As we discussed in Lesson 9 when we covered ancillary services, the integration of large amounts of wind and solar power is a big challenge for RTOs and electric utilities, since they must keep the power grid stable (balancing supply and demand) even as highly variable power sources like wind and solar connect themselves to the grid. Read the following article Intermittent Nature of Green Power Is Challenge for Utilities, about wind farms in Vermont to get a sense of how the goals of wind and solar producers to generate as much electricity as possible and the goals of the RTO are not always well aligned.
Large-scale wind and solar also pose challenges for electricity markets. Because wind and solar have basically zero marginal cost (remember that once the plants are built, fuel from the wind and sun are free at the margin), enough wind and solar power can drive down prices in the day-ahead and real-time energy markets. The frequency of LMPs that are at zero or even at negative levels has been increasing in markets with high levels of market participation by wind and solar energy producers. The figure below shows the frequency of negative prices in the California ISO during different hours of the day over the past few years (remember that a negative price means that a power plant is paying to produce electricity, and consumers are paid to use electricity). Note that during the daytime (hours 8 through 18 in the figure, which is 8:00 am to 6:00 pm) the price in the California market was negative more than 10 percent of the time in 2016, compared to a few percent of the time in 2012 and 2014.
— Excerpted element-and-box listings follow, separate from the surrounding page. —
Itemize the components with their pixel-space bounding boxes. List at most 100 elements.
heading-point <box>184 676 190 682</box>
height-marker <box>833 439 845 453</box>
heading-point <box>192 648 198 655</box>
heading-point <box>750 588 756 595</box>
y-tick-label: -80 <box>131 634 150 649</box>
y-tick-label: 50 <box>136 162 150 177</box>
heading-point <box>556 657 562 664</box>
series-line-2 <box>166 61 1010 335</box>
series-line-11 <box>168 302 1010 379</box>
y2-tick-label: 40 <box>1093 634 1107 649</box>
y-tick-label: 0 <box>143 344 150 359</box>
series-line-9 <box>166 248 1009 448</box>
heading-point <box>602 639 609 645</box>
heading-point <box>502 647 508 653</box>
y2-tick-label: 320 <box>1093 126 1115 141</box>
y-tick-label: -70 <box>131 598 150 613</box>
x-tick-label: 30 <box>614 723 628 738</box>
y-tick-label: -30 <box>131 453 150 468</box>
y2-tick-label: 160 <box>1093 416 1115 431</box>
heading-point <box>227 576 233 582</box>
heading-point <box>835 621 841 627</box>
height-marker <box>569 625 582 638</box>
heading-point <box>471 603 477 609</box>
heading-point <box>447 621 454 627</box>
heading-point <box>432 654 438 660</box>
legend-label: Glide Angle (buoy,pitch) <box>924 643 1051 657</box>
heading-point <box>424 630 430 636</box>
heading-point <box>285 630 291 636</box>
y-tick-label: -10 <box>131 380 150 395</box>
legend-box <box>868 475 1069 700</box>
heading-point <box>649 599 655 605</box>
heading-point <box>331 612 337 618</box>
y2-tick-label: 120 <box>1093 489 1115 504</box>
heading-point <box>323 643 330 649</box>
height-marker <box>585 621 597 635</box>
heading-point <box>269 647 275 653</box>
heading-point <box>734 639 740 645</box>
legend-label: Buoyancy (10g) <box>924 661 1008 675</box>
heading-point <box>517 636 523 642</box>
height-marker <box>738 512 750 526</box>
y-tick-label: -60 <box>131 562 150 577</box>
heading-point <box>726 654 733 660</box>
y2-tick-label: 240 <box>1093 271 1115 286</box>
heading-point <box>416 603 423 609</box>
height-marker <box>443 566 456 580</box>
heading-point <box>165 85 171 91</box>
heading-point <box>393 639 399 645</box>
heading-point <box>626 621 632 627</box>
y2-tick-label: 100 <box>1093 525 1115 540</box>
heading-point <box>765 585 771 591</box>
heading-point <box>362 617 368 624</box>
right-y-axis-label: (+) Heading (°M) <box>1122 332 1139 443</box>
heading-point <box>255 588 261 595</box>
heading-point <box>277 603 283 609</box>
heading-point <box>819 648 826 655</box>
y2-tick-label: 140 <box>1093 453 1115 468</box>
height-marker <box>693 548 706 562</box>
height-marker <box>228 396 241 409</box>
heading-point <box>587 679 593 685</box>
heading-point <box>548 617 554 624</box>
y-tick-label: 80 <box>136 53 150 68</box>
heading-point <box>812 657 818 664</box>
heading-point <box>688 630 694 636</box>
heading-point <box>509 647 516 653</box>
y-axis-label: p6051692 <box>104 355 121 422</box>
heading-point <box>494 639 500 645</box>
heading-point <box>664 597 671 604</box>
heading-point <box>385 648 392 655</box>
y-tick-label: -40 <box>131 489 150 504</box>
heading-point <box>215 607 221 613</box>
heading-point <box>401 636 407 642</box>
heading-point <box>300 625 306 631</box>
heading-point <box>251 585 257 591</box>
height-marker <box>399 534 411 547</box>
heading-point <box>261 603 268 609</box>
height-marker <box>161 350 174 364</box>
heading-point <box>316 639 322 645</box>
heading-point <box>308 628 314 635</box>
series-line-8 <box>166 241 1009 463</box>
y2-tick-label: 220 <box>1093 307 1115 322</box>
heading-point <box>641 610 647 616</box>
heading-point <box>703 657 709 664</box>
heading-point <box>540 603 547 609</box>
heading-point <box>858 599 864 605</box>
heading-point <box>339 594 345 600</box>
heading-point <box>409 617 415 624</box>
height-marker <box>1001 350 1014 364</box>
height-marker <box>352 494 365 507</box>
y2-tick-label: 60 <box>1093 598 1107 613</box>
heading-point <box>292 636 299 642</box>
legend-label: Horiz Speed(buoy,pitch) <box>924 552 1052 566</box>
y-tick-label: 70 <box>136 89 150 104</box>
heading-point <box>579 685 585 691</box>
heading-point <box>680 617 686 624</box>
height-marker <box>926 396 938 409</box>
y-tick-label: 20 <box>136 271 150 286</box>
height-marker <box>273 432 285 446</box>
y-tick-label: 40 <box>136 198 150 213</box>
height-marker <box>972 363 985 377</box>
Remember that negative prices in electricity markets can arise for two different reasons. The first is operational inflexibility, as a signal that supply is greater than demand. Suppose that a base-load gas plant with a very slow ramp rate was running at full capacity to meet electricity demand. At some point, wind energy production increases rapidly, so that there is more supply on the grid than there is demand to absorb that supply. The grid operator has two options – production from the wind can be curtailed (which has happened, as discussed in the Vermont article) or production from the base-load power plant could be curtailed, which comes at the risk of damaging the power plant. If the grid operator chooses neither action, then the price becomes negative. In this case while a negative price seems strange, there are perfectly good economic reasons for the price to become negative.
The second reason that negative prices arise is because of subsidies to wind and solar technologies. Many wind power plants, for example, receive a subsidy known as a Production Tax Credit for every MWh that they produce. This subsidy, currently equal to $23 per MWh, gives wind projects an economic incentive to produce as much electricity as possible. It is even possible that a wind project would accept a negative price in order to get the $23 subsidy for each MWh generated. If the plant gets paid $23/MWh and the price is -$5/MWh, the net revenue for the plant is still $18/MWh. Thus, some renewable energy market participants submit supply offers into the day-ahead or real-time market at negative prices, all but ensuring that their offers will be the cheapest.
RTOs whose territories cover areas with a lot of wind and solar production (most notably the California ISO, the Midcontinent ISO and ERCOT in Texas) have had to adjust their market protocols to handle large quantities of wind and solar power.
The Midcontinent ISO (MISO) began a program called Dispatchable Intermittent Resources (DIR) to avoid having to manually shut down large quantities of wind energy. The DIR program allows wind energy resources to participate like every other generator in the MISO real-time energy market as long as a binding production forecast is provided to MISO. You can read more about the DIR program here: Renewables Curtailment: What We Can Learn From Grid Operations in California and the Midwest.
The California ISO faced a very different problem, as their footprint has seen more rapid growth in solar energy than in wind energy. High levels of solar PV (without accompanying energy storage) pose a peculiar problem for grid operators in that it inverts the traditional daily demand pattern. Grid operators are used to seeing high demand for electricity in the middle of the day and lower demand at night, with the shift between high demand periods and low demand periods being rather gradual. With high levels of solar PV (which produce a lot of electricity during the day), the needs of the grid flip – fewer other power plants are needed during the day and more are needed at night. Moreover, the shift between the daytime and night-time load pattern becomes very sudden.
This is captured in a graphic known as the “duck curve,” shown above. The duck curve shows the demand for electricity (net of solar PV production) on California’s grid during each hour of the day as more solar PV comes on-line. Not only is the electricity demand in the middle of the day (again, net of solar production) pushed very very low, but the increase in electricity demand between 6 pm and 8 pm is rapid and very large in magnitude. The three-hour increase in demand of 10 GW shown in the figure above is roughly like powering up the entire state of Wisconsin in three hours.
California’s needs in integrating solar power into its markets are thus different from MISO’s needs. MISO needed a way to reduce the frequency with which it had to manually turn off wind energy production. California needed a way to pay for power plants with short start times and very high ramp rates, to handle the afternoon increase in non-solar electricity demand. California’s response was to develop a kind of real-time market that clears every five minutes, not every hour. This market, known as the Energy Imbalance Market was designed primarily to attract fast-ramping power plants, energy storage installations or any other resource that could response quickly enough to the five-minute market signal.